Coverage under the PAG-03 General Permit does not expire; however, facilities with coverage must submit annual reports by May 1st each year to document activities in the previous calendar year and to indicate intent to continue operating under the PAG-03 General Permit.

For those facilities that qualify for PAG-03 General Permit coverage, an alternative to obtaining permit coverage is to request No Exposure Certification if the facility qualifies. The No Exposure Certification alternative is not available to facilities in High Quality or Exceptional Value watersheds, and must be renewed every five years. For facilities not located in a High Quality or Exceptional Value watershed, all industrial materials and activities must be stored and conducted indoors or under roof for a facility to qualify for No Exposure Certification.

Oregon DEQ Combines Industrial Stormwater Discharge Permits Effective July 1, 2017

Saturday, December 17th, 2016

DEQ has begun the process to renew and reissue the NPDES 1200-COLS and NPDES 1200-Z industrial stormwater general permits. The DEQ has maintained different permits covering different geographical areas. The NPDES 1200-COLS permit expired Sept. 30, 2016 and the NPDES 1200-Z expires June 30, 2017. DEQ intends to combine the 1200-COLS and 1200-Z permits into a single industrial stormwater permit. DEQ believes this will reduce the number of general permits requiring renewal, improve the agency’s efficiency in issuing permits, and improve consistency for permit registrants.
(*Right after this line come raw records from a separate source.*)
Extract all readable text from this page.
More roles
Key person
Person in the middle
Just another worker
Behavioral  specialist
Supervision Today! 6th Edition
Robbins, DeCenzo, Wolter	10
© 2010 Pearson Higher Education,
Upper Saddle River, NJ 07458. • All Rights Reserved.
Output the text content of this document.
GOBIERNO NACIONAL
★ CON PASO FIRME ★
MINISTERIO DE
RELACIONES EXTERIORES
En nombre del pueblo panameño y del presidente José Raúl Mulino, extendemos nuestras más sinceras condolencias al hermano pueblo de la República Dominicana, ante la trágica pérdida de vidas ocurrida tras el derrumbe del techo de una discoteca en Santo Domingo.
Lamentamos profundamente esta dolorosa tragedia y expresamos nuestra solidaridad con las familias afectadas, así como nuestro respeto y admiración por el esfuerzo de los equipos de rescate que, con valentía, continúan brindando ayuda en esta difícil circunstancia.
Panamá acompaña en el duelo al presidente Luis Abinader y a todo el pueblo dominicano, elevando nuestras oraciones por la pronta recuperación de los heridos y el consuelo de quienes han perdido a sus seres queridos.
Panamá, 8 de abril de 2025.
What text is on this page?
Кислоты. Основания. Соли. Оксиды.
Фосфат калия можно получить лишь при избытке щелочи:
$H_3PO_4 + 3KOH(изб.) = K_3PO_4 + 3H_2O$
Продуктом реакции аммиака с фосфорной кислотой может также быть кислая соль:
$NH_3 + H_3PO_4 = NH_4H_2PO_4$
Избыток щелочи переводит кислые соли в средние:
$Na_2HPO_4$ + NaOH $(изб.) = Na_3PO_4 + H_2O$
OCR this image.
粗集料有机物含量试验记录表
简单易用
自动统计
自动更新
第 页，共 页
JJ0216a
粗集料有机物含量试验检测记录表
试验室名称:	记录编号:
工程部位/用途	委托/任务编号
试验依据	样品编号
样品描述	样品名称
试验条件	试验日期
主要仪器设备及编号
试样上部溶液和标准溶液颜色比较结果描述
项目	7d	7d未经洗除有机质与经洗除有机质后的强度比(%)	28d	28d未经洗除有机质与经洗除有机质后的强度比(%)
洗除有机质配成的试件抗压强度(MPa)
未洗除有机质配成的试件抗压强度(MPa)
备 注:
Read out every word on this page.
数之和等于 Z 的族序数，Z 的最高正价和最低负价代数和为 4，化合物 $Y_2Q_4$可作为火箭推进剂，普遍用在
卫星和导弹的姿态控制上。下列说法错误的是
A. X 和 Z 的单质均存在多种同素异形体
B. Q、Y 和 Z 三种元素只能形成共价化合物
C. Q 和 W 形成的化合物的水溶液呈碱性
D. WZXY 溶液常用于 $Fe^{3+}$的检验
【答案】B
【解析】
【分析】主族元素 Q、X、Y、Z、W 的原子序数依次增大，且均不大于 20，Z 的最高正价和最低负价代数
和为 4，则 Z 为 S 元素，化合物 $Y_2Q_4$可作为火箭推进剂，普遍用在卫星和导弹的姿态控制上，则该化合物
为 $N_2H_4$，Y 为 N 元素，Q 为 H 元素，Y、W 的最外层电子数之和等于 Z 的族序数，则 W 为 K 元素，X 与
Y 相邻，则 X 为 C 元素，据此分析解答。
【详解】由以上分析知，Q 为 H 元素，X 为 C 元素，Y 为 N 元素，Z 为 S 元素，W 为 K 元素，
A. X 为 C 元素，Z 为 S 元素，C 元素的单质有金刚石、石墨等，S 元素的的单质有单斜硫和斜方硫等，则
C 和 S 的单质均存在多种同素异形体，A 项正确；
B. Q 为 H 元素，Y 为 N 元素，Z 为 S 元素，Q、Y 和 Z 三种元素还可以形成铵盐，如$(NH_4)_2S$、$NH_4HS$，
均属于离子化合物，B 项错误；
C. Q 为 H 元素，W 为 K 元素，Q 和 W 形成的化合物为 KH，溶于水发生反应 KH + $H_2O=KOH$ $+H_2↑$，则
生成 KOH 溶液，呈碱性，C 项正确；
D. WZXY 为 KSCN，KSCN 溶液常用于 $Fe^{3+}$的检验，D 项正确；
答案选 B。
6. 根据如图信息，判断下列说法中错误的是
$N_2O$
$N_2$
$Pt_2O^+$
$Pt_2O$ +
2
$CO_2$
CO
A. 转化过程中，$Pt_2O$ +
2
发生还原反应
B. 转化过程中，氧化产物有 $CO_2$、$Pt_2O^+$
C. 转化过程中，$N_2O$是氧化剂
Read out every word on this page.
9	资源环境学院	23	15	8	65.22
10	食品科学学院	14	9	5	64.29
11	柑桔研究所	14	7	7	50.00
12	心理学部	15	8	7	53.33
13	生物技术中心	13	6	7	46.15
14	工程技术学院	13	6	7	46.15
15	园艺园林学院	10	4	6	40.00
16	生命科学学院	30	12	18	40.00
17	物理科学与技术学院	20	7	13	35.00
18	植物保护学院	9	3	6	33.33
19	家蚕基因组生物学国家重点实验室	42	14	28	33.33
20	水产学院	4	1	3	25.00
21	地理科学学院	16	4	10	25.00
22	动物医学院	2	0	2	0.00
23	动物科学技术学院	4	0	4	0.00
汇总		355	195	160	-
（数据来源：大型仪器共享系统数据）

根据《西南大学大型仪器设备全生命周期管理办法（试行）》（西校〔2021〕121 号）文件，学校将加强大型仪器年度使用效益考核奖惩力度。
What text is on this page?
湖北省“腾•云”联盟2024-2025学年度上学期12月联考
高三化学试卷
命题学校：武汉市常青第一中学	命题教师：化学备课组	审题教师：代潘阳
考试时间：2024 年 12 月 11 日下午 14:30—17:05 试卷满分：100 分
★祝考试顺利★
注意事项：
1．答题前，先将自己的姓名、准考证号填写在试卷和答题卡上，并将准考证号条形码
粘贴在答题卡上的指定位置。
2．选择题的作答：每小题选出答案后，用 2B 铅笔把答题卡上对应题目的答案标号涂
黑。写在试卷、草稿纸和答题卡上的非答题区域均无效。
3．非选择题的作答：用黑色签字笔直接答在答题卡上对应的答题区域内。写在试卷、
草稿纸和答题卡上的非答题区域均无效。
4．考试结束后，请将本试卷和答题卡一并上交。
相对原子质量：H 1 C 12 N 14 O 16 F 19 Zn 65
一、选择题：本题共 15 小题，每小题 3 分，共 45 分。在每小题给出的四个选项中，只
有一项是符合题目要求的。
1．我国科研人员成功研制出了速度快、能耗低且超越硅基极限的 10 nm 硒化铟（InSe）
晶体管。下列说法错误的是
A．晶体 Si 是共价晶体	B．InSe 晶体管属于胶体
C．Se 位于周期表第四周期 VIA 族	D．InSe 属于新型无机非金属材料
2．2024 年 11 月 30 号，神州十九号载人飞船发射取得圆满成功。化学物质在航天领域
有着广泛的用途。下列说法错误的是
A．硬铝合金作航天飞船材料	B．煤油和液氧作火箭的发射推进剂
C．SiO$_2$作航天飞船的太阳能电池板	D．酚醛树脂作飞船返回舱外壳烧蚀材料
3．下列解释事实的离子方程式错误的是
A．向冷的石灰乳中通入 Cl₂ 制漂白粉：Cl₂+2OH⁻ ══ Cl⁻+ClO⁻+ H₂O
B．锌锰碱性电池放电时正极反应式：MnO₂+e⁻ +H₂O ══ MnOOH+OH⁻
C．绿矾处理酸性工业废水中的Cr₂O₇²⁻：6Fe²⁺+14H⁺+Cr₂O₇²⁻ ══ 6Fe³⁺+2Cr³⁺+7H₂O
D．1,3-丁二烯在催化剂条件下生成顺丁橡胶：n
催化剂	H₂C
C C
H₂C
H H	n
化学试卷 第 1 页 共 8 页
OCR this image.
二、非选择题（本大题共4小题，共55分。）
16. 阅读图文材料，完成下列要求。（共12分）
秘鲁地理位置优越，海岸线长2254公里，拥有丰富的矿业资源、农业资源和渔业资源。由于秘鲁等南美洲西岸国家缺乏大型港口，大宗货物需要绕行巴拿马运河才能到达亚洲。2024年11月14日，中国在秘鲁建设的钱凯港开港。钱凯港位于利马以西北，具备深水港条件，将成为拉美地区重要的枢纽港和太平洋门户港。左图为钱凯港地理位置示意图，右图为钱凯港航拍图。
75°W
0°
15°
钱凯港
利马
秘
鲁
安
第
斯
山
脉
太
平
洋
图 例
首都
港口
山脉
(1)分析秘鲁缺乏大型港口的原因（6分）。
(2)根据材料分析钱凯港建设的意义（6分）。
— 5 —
DEQ intends to reissue the 1200-Z (with basin-specific conditions for the 1200–COLS) on or before June 1, 2017, with an effective date of July 1, 2017.

However, current 1200-COLS permit registrants were required to submit a renewal form by August 1, 2016, and current 1200-Z permit registrants must submit a renewal form by January 3, 2017. For existing registrants that submit a renewal form, coverage under their permit will be administratively extended until they receive coverage under the new permit.

Because the 1200-COLS expired before the combined permit will be available, DEQ issued the 1200-COLSB “bridge permit” for the period between when the 1200-COLS expires and a new combined permit is issued. The reissued 1200-COLSB permit is identical to the expired permit, and became effective on Oct. 1, 2016. This permit will expire on July 1, 2017, when the new combined permit takes effect.